À ce discours, je compris quel plan merveilleux elle avait combiné pour se venger du kâdi. Et j’admirai son esprit ingénieux, sa rouerie et son intelligence. Et je me considérai comme hors de peine désormais, et en restai stupéfait et comme étourdi. Mais je ne tardai pas à prendre congé de l’adolescente, pour suivre la marche convenue. Et, comme je lui baisais la main, elle me glissa entre les doigts une bourse de cent dinars, en me disant : « C’est pour tes dépenses d’aujourd’hui, ô mon maître. Mais, inschallah ! tu connaîtras mieux bientôt la générosité de ton obligée. » Et moi je la remerciai vivement, et ne pus, tant j’étais conquis par elle, m’empêcher de lui dire : « Par ta vie, ô ma maîtresse, lorsque cette affaire sera terminée à ta satisfaction, ne consentiras-tu pas à m’épouser ? » Et elle se mit à rire, et me dit : « Mais tu oublies, ya saïed Moïn, que je suis déjà mariée et liée par promesses, par foi et par serment avec celle qui possède mon cœur. Mais Allah seul connaît l’avenir ! Et rien n’arrivera que ce qui doit arriver. Ouassalam…

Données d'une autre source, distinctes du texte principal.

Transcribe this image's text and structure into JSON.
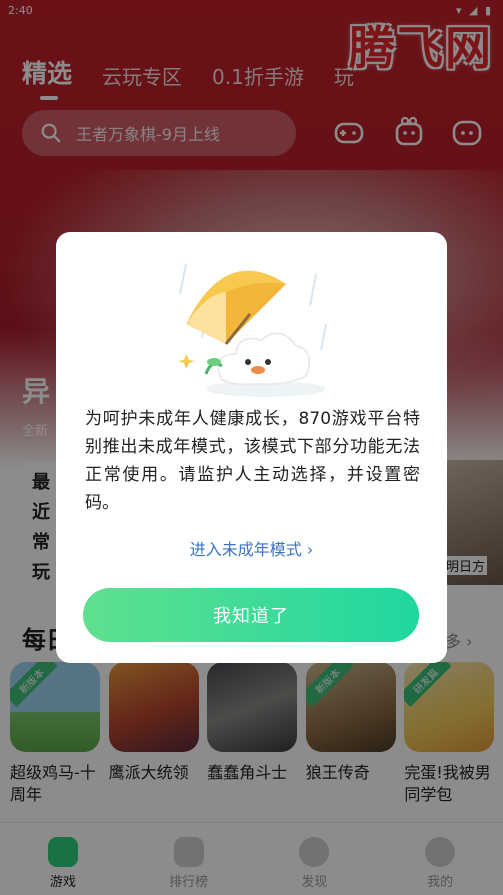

— À ce moment de sa narration, Schahrazade vit apparaître le matin et, discrète, se tut.

MAIS LORSQUE FUT
LA NEUF CENT TRENTE-NEUVIÈME NUIT

Elle dit :

« … je suis déjà mariée et liée par promesses, par foi et par serment avec celle qui possède mon cœur. Mais Allah seul connaît l’avenir. Et rien n’arrivera que ce qui doit arriver. Ouassalam ! »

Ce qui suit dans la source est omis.